The Mandarin House was not particularly crowded tonight. A young couple sat at one table, speaking quietly, lost in each other. At the far end of the restaurant, two tables had been butted together to facilitate a gathering of several generations, all talking loudly and more or less simultaneously in fluent Chinese.

Jeffrey selected a table by the front window, with a view of the traffic streaming past the garish neon facade of the Westside Pavilion across the street. He held Wendy’s chair for her, another of his small courtesies, then seated himself. The waiter, smiling nervously and shifting his weight as if in need of a trip to the rest room, took their order for drinks. Wendy asked for an iced tea, and Jeffrey decided on a beer, specifying Heineken to show that he was too sophisticated to drink an American brand.

Once the waiter hurried off, Wendy settled back in her chair, glancing around at the restaurant, adjusting to the place by slow degrees. A bas-relief of a pagoda hung on the far wall. In a corner a brass Buddha prayed for enlightenment under the spreading leaves of a potted fern. Chinese music tinkled like raindrops, rising over the hiss of steam from the kitchen.

“You know,” Jeffrey said suddenly, “I just noticed something.”

Her heart kicked. The necklace. He’d seen it. He’d finally seen it.

“Oh?” she said as casually as possible. “What’s that?”

He cocked his thumb at the ceiling. “The dragon. It’s turned into a fire-breather. I don’t remember that from last time.”

A small, private death took place inside her. Indifferently she lifted her head to the beam ceiling. Yes, Jeffrey was right. The large papier-mâché Chinese dragon, suspended over the center of the room by strands of fishing line, was now exhaling a tissue-paper plume of orange flame.

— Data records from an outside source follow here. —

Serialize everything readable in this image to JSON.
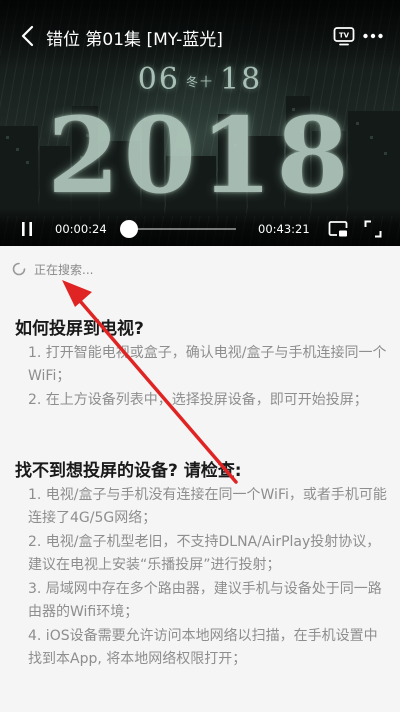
{
  "player": {
    "title": "错位 第01集 [MY-蓝光]",
    "frame_date_month": "06",
    "frame_date_sep": "冬十",
    "frame_date_day": "18",
    "frame_year": "2018",
    "current_time": "00:00:24",
    "duration": "00:43:21",
    "progress_fraction": 0.009,
    "icons": {
      "back": "chevron-left-icon",
      "tv": "tv-cast-icon",
      "more": "more-vertical-icon",
      "pause": "pause-icon",
      "pip": "picture-in-picture-icon",
      "fullscreen": "fullscreen-icon"
    }
  },
  "search": {
    "status": "正在搜索..."
  },
  "help": {
    "how_title": "如何投屏到电视?",
    "how_steps": [
      "1. 打开智能电视或盒子，确认电视/盒子与手机连接同一个WiFi；",
      "2. 在上方设备列表中，选择投屏设备，即可开始投屏；"
    ],
    "notfound_title": "找不到想投屏的设备? 请检查:",
    "notfound_steps": [
      "1. 电视/盒子与手机没有连接在同一个WiFi，或者手机可能连接了4G/5G网络；",
      "2. 电视/盒子机型老旧，不支持DLNA/AirPlay投射协议，建议在电视上安装“乐播投屏”进行投射；",
      "3. 局域网中存在多个路由器，建议手机与设备处于同一路由器的Wifi环境；",
      "4. iOS设备需要允许访问本地网络以扫描，在手机设置中找到本App, 将本地网络权限打开；"
    ]
  },
  "colors": {
    "annotation_arrow": "#e02424",
    "text_muted": "#8e8e8e",
    "heading": "#1a1a1a"
  }
}
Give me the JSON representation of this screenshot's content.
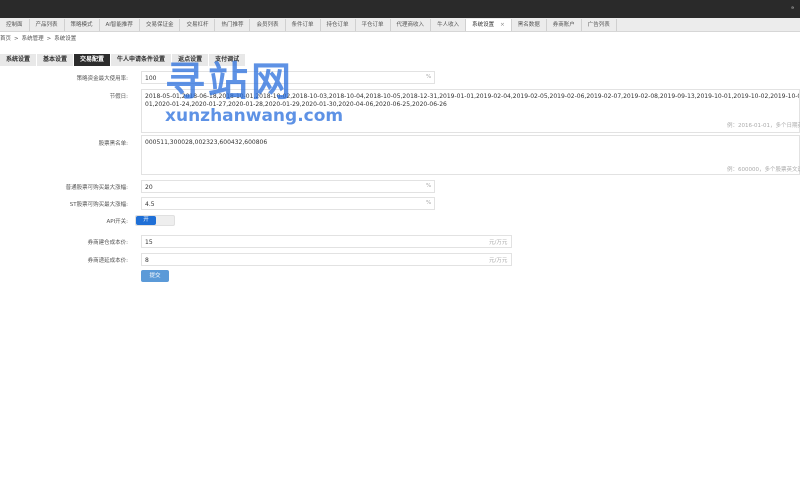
{
  "topbar": {
    "mark": "ᵃ"
  },
  "tabs": [
    {
      "label": "控制面"
    },
    {
      "label": "产品列表"
    },
    {
      "label": "策略模式"
    },
    {
      "label": "AI智能推荐"
    },
    {
      "label": "交易保证金"
    },
    {
      "label": "交易杠杆"
    },
    {
      "label": "热门推荐"
    },
    {
      "label": "会员列表"
    },
    {
      "label": "条件订单"
    },
    {
      "label": "持仓订单"
    },
    {
      "label": "平仓订单"
    },
    {
      "label": "代理商收入"
    },
    {
      "label": "牛人收入"
    },
    {
      "label": "系统设置",
      "active": true
    },
    {
      "label": "黑名数据"
    },
    {
      "label": "券商账户"
    },
    {
      "label": "广告列表"
    }
  ],
  "tab_close_glyph": "×",
  "breadcrumb": {
    "items": [
      "首页",
      "系统管理",
      "系统设置"
    ],
    "sep": ">"
  },
  "subtabs": [
    {
      "label": "系统设置"
    },
    {
      "label": "基本设置"
    },
    {
      "label": "交易配置",
      "active": true
    },
    {
      "label": "牛人申请条件设置"
    },
    {
      "label": "返点设置"
    },
    {
      "label": "支付调试"
    }
  ],
  "form": {
    "max_use_rate": {
      "label": "策略资金最大使用率:",
      "value": "100",
      "unit": "%"
    },
    "holidays": {
      "label": "节假日:",
      "line1": "2018-05-01,2018-06-18,2018-10-01,2018-10-02,2018-10-03,2018-10-04,2018-10-05,2018-12-31,2019-01-01,2019-02-04,2019-02-05,2019-02-06,2019-02-07,2019-02-08,2019-09-13,2019-10-01,2019-10-02,2019-10-03,2019-10-04,2019-10-07,2020-01-01,",
      "line2": "01,2020-01-24,2020-01-27,2020-01-28,2020-01-29,2020-01-30,2020-04-06,2020-06-25,2020-06-26",
      "hint": "例：2016-01-01，多个日期英文逗号"
    },
    "stock_blacklist": {
      "label": "股票黑名单:",
      "value": "000511,300028,002323,600432,600806",
      "hint": "例：600000，多个股票英文逗号"
    },
    "normal_max_gain": {
      "label": "普通股票可购买最大涨幅:",
      "value": "20",
      "unit": "%"
    },
    "st_max_gain": {
      "label": "ST股票可购买最大涨幅:",
      "value": "4.5",
      "unit": "%"
    },
    "api_switch": {
      "label": "API开关:",
      "state_label": "开",
      "on": true
    },
    "broker_open_cost": {
      "label": "券商建仓成本价:",
      "value": "15",
      "unit": "元/万元"
    },
    "broker_renew_cost": {
      "label": "券商递延成本价:",
      "value": "8",
      "unit": "元/万元"
    },
    "submit_label": "提交"
  },
  "watermark": {
    "cn": "寻站网",
    "en": "xunzhanwang.com"
  }
}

“A new touch,” she said softly. “Nice.”

All of a sudden her lower lip was trembling. She couldn’t let him see that. She opened her menu and held it in front of her face, feeling like a fool. There was no reason to be so upset. It was only a necklace, for God’s sake. It wasn’t important. Besides, she must have been crazy to think he’d notice. Nobody ever paid any attention to her. If she hadn’t raised her hopes unrealistically high, none of this would have happened. The whole thing was all her fault for being so ... so immature.

“Made up your mind?” Jeffrey inquired after a few moments.

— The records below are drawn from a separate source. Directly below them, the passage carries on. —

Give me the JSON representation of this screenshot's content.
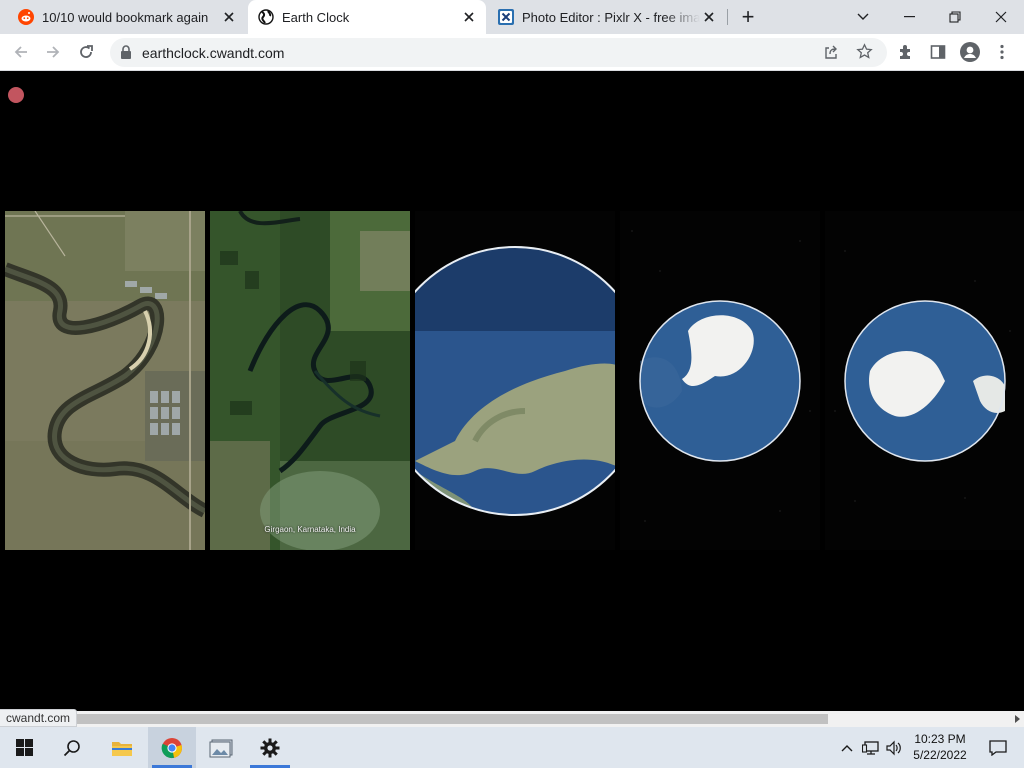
{
  "browser": {
    "tabs": [
      {
        "title": "10/10 would bookmark again",
        "favicon": "reddit-icon",
        "active": false
      },
      {
        "title": "Earth Clock",
        "favicon": "globe-icon",
        "active": true
      },
      {
        "title": "Photo Editor : Pixlr X - free image",
        "favicon": "pixlr-icon",
        "active": false
      }
    ],
    "new_tab": "+",
    "url": "earthclock.cwandt.com",
    "status_url": "cwandt.com"
  },
  "page": {
    "location_label": "Girgaon, Karnataka, India",
    "panels": [
      {
        "kind": "satellite-close"
      },
      {
        "kind": "satellite-mid"
      },
      {
        "kind": "globe-near"
      },
      {
        "kind": "globe-far"
      },
      {
        "kind": "globe-far"
      }
    ]
  },
  "taskbar": {
    "time": "10:23 PM",
    "date": "5/22/2022",
    "pinned": [
      "windows-start-icon",
      "search-icon",
      "file-explorer-icon",
      "chrome-icon",
      "photos-icon",
      "settings-icon"
    ]
  },
  "colors": {
    "tab_strip": "#dee1e6",
    "record_dot": "#c2555f",
    "ocean": "#2f5f96",
    "ice": "#f2f2f0"
  }
}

“Almond chicken for me,” she answered, and was relieved to hear that her voice was steady, safely devoid of emotion.

“I think I’ll have the shrimp with lobster sauce.”

Putting the menu aside, she smiled, a calm, easy smile which, she was sure, betrayed no hint of pain. “Whenever we go to a Chinese restaurant, you always order the shrimp with lobster sauce.”

“I’m reliable. Sue me.” He shrugged. “Anyway, I’m too tired to be experimental. This shoot today was murder. Took me six hours, and I still don’t think I got what I wanted. The thing is, I decided to go for a soft-focus look, but I didn’t want to lose too much detail, so ...”

Jeffrey went on telling her about his current assignment, invariably the principal topic of conversation when they were together. He was a freelance photographer who did magazine spreads for a living and more consciously artistic work on the side, some of which had been exhibited at the smaller local galleries. The galleries provided little income, but the magazines, glossy large-circulation publications with exorbitant advertising rates, paid well—well enough to cover the rental of a two-bedroom house in the Hollywood Hills north of the Sunset Strip, a good neighborhood. The house served as both residence and studio; Jeffrey had converted one bathroom into a darkroom, and used the garage for many of his photo sessions.

On assignment he would shoot anything in any style or format desired, but when he worked for himself he limited his medium to high-grain black and white and confined his subjects to the buildings and monuments of the city; “urbanscapes,” he called the results. To get such shots, he often worked in the early morning, when the streets were empty; no human beings could be permitted to clutter up his vision of the city. Jeffrey positively hated photographing people, because with people, he felt, a photographer could not be in complete control. And as Wendy knew only too well, Jeffrey Pellman was a man who needed to be in control.